When I started working at Revo, they had a system that worked for them to get data off of their hardware, play it back (slowly), and get microphone levels for the system over a period of time. It worked well as a data gathering tool for their existing scope, and for looking at one system at a time. When it came to accessing the scan data later, or accessing support files, it was mostly done by manually parsing log files, thus limiting the impact the data could have. The data was generated by dumping out a live log system, so there were also data integrity issues and issues in tying different files together with common values to form more complex analysis.
To solve this issue, I was able to deliver custom tools to a client that showed them the data they wanted to see for their systems. I was able to use pieces of our new data collection, parsing and visualization system to quickly stitch together and then customize a tool to address any data in the system and get it in the hands of our users to address their issues.
The first step was to parse the files coming from the scan tool and the support files (below images) into something more easily used in real time. After running scans overnight, or a series of scans on different machines, it was easy to have a handful of files that needed to be analyzed. The first tool I created pulled out the important information from these files into an easily parsed csv file.
sample support file
sample scan file
scan zips from a test
one scan’s parsedData folder
UI for parsing and filtering scan files to find pertinent data
Using PyQt I put together a simple UI in order to make this process more accessible. This also gave users the chance to look at all of the files they needed to analyze at once. Working with a team to decide which were the most important factors, I expanded these filters to what you see above, making it straight forward to understand system status at a glance.
There’s 204 data points for each system’s configuration in the bottom window, all filterable to make it easy to find only systems that match what we were looking for. In short order I had helped make the data vastly more accessible and actionable. We got the tool into people’s hands, and worked out the nest sprint to keep this project agile.

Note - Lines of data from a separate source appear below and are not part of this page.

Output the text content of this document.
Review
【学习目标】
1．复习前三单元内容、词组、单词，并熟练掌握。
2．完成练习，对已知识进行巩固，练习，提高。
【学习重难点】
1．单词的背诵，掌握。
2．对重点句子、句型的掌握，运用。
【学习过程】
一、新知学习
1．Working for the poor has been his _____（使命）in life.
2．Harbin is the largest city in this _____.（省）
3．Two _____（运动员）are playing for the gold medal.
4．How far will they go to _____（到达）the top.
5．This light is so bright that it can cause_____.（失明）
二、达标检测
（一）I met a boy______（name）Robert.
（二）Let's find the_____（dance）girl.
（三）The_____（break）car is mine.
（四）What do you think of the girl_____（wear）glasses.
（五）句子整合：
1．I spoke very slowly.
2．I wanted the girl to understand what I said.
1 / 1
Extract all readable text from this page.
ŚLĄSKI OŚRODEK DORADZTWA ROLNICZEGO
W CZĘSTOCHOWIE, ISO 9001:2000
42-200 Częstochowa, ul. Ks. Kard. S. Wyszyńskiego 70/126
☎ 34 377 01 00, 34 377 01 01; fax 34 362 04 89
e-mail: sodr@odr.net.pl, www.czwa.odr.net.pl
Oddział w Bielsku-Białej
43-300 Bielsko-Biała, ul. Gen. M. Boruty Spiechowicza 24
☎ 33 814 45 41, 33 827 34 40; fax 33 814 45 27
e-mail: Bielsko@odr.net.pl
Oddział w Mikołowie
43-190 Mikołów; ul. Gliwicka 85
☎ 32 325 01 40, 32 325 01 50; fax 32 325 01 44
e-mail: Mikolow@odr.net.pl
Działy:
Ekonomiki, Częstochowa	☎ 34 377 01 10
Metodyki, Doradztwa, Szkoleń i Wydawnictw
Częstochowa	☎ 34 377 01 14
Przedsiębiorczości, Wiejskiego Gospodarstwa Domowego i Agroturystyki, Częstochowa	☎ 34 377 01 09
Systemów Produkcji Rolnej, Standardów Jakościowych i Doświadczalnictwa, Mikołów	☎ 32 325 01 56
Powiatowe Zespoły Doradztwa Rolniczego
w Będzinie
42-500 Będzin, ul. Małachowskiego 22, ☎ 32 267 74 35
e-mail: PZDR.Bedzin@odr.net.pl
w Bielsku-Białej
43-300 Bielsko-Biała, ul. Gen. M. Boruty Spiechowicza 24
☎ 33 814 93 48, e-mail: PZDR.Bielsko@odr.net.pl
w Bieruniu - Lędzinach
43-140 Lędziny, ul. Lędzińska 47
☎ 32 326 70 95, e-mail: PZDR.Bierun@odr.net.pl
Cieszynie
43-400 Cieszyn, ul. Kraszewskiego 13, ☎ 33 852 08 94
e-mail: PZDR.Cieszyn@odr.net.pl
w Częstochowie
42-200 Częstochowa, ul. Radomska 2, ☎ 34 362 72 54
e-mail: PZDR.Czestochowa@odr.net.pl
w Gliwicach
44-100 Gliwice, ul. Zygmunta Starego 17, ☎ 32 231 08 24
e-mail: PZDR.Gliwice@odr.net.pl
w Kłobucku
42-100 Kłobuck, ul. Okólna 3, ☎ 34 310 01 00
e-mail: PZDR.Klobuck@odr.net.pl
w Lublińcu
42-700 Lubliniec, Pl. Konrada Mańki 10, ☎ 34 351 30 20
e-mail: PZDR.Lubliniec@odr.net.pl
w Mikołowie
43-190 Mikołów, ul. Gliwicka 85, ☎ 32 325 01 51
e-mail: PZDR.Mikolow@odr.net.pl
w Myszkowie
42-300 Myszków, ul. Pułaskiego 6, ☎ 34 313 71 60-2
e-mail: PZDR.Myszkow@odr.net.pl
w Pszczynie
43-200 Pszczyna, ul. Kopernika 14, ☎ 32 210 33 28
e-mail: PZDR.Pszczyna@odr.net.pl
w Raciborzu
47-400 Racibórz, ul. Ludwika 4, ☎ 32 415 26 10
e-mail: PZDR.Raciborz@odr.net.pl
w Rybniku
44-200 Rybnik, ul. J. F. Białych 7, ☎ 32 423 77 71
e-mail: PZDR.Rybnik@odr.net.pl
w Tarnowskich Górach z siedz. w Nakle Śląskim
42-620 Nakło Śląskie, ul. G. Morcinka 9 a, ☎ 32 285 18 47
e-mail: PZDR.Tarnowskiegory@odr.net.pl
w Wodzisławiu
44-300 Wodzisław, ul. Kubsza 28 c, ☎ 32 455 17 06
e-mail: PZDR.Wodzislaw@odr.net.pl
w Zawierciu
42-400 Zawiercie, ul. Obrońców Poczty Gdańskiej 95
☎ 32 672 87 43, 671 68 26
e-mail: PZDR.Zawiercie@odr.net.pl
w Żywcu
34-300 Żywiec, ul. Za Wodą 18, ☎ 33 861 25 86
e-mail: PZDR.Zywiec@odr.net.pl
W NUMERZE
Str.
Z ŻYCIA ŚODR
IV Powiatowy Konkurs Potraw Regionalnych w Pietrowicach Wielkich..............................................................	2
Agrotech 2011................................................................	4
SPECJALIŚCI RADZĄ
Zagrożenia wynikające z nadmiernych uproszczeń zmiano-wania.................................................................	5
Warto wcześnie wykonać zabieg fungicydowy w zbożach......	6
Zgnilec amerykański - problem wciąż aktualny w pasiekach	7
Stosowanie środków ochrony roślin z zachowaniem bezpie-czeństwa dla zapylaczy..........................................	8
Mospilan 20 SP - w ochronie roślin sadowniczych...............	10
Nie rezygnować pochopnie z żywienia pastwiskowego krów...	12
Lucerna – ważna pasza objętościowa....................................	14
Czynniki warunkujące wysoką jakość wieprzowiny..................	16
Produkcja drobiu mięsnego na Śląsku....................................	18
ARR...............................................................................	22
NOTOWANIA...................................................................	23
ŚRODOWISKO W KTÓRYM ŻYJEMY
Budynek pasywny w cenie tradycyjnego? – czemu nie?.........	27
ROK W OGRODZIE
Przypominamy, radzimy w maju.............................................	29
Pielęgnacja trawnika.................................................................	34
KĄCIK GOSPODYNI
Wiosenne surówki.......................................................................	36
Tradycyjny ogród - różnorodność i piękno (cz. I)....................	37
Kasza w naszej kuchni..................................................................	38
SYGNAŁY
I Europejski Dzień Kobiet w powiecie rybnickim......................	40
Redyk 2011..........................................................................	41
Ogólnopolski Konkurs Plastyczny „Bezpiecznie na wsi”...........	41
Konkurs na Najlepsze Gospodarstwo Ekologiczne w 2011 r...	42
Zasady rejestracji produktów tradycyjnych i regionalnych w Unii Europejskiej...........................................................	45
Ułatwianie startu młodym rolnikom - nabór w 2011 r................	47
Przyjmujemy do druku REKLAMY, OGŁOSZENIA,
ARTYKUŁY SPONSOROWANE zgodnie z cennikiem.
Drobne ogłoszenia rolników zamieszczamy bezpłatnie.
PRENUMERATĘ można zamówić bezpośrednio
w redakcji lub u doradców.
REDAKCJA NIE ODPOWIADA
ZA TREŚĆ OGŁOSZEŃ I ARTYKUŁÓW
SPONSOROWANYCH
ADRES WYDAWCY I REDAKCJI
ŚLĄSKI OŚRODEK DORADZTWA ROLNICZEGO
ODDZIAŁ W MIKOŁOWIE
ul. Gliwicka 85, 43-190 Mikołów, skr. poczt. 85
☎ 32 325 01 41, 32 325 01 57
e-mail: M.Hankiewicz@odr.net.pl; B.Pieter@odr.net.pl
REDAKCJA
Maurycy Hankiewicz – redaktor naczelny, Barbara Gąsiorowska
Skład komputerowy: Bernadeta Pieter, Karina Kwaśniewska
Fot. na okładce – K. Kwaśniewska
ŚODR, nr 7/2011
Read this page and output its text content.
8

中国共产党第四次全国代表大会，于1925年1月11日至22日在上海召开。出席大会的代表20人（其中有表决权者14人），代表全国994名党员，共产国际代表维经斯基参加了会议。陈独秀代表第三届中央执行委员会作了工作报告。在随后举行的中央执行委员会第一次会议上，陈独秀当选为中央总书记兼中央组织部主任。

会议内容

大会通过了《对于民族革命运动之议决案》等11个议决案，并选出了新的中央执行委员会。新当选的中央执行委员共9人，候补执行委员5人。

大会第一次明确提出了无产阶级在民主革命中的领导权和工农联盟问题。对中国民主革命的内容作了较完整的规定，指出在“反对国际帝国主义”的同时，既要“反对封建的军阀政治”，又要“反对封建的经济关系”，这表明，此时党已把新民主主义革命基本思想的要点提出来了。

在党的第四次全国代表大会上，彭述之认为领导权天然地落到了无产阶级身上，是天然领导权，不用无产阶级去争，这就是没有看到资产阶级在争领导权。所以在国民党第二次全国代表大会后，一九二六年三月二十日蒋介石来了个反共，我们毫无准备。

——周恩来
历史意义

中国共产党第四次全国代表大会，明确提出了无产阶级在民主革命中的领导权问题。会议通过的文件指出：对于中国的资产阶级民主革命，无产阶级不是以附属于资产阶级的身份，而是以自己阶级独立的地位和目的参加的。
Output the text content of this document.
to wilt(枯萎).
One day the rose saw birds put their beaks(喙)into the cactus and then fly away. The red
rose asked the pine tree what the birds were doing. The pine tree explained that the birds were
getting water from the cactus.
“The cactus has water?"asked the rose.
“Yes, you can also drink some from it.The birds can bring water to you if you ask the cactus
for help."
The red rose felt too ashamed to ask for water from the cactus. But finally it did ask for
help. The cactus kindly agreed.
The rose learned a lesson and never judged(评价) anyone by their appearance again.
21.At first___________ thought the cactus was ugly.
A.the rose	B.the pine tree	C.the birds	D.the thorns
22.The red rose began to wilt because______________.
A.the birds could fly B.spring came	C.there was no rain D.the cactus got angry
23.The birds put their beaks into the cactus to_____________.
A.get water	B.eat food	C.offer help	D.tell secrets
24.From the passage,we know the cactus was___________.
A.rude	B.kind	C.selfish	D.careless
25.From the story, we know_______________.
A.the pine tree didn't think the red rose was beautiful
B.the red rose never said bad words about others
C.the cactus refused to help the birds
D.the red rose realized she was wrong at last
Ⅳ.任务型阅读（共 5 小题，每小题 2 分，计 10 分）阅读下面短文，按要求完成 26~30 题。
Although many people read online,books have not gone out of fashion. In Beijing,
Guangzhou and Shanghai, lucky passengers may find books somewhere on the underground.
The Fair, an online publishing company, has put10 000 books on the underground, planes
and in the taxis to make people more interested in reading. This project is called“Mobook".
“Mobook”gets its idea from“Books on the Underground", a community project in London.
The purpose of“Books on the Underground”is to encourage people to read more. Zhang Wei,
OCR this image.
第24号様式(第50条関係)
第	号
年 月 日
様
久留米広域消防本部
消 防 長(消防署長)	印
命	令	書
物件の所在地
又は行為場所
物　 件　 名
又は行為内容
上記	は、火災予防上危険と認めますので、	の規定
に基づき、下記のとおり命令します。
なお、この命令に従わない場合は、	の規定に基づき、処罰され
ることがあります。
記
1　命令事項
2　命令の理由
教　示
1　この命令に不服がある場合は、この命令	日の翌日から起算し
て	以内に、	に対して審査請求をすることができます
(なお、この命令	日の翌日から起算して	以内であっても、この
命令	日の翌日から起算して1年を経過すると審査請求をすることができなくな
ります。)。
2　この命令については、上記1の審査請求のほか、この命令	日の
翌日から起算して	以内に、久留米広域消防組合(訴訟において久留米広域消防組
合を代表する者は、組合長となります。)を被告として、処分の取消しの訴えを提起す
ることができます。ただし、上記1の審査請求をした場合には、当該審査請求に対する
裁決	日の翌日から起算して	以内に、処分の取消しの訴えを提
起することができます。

The final step here was to visualize the information. We already had the mic’s audio level, but by combining it with the mic and band errors we were able to give our testers and developers a much better understanding of what the systems were doing and the cause and effect relationships going on.
After our initial success and the benefit we were able to see from better using the data, we started looking for more opportunities. While I worked to adapt the system to read bug report data, another team member was able to dramatically improve and expand the data collection tool. Shortly thereafter, we were tasked to diagnose a bug in our hardware using better data collection, parsing, and visualization.
With this method we were able to not only diagnose that issue, but found other contributing issues, documented, charted, and passed the information on to the team to correct them. Revolabs now has a much more data driven approach that will be carried forward for future projects at the company.
Adaptations to system for support files with battery focus for specific client use
My final accomplishment at Revo was helping to set up quality data sources, formats, access points and outputs for data coming from Revolab’s latest piece of hardware. With everything we learned upgrading data systems mid stream, we wanted the next piece of hardware to have a firm foundation of data collection, availability, analytical tools and visualization from the beginning.
It was a rewarding experience to go from being asked to fix a data problem, to seeing the people around me embrace the benefits of my solution for the data problem.
Unlike a lot of my other work, this was very utilitarian, building quick solutions and layering from there to produce the larger system. My initial python scripts simply cleaned up the data, getting it into organized csv files so at least the manual parsing could be done in one place instead of, for example, checking eight different mic files.
When QT was added to give the system a straightforward interface, making it easier to access files on the network and displaying the data within filterable tables, we could see even more possibilities. Charting was handled by Bokeh at first, which worked well for our internal work, but MatPlotLib was used eventually in order to be able to create stable .exe to send out.